Highlighting the danger of Chinese culture becoming diluted and assimilated if the process continues, he warned: "In the long run, Chinese will lose its role as an independent linguistic system for passing on information and expressing human feelings."

Huang was referring to a popular phenomenon in China, in which English words are interwoven in articles and conversations.

For example, abbreviations such as GDP (gross domestic product), CEO (chief executive officer), CPI (consumer price index) regularly feature in publications.

Clarifying his stance, Huang said he was not only referring to the use of technical terms, but to the appearance of English names, places, people and companies in newspapers and other printed publications.

Recommending that translations be used instead, he said: "You rarely see Chinese characters in any English newspaper. They use pinyin, instead of Chinese characters.

"I'm not against using borrowed words," he added, "but they must be translated, either by their sounds or their meaning, into our native language, which is Chinese characters, or else Chinese have to learn English to understand what they read."

In his proposal to the annual session of the CPPCC National Committee, Huang made three suggestions to prevent what he considers to be "endangering the Chinese language".

First, all documents and speeches of top government officials should be written in pure Chinese, without the use of GDP, WTO or CPI.
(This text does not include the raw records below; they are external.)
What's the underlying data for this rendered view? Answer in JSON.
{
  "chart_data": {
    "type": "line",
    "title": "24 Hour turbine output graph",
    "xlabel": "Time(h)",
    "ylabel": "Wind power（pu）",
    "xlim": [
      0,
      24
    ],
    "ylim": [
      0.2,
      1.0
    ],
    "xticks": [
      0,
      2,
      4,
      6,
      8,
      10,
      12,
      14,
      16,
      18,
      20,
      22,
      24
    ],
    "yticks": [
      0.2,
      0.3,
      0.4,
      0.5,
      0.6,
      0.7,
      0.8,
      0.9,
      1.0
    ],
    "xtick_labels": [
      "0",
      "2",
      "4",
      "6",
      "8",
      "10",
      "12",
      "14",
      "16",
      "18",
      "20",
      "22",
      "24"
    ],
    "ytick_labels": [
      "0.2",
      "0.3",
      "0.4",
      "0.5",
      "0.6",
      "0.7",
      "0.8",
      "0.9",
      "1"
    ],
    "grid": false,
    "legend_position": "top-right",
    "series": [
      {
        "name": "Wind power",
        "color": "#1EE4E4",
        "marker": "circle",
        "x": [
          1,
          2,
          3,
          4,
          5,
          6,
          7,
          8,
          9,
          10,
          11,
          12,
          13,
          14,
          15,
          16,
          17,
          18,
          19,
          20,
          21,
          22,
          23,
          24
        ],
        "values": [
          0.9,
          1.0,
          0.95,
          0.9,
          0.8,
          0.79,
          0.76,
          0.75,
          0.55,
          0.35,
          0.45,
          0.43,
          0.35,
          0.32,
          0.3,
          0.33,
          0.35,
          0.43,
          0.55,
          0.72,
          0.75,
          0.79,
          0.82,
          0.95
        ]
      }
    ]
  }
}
Second, a law or regulation should be made as a guideline for the use of foreign words in publications.

Third, a national translation committee should be organized to translate foreign names and technical terms, which can then be published on a website.

Acknowledging that people increasingly like to mingle languages, Huang said:"Some of our people mistake using foreign words as being open minded and international. I don't think so.

"Instead, we should have confidence in our own language. You cannot expect others to respect you unless you respect yourself first. So, too, your language."

Explaining to China Daily why he worries about the English "invasion", Huang said: "As one of the most ancient languages, Chinese is now used primarily by the 1.3 billion Chinese people and it is defined by the International Federation of Translators (FIT) as a 'language of limited diffusion', as it is not influential or widely used outside the Chinese community."

While agreeing that every nation, and its people, should try to protect the purity of its own language, other experts argue that an absolute separation is neither practical or necessary.

Cai Jianfeneditor-in-chief of the Foreign Language Teaching and Research Press, also said that official publications should try to use pure Chinese as much as possible, while people should be allowed more freedom for informal occasions and works.

"I understand the worry that cultures and languages would be assimilated with globalization going on, which is already happening, yet I believe that people in general, or even writers, should be given more freedom to make their own choices", Cai told China Daily.

"It might be controversial, but language is alive. The Chinese we use today is a product of historical development and assimilation. We should trust the vitality of it," he added.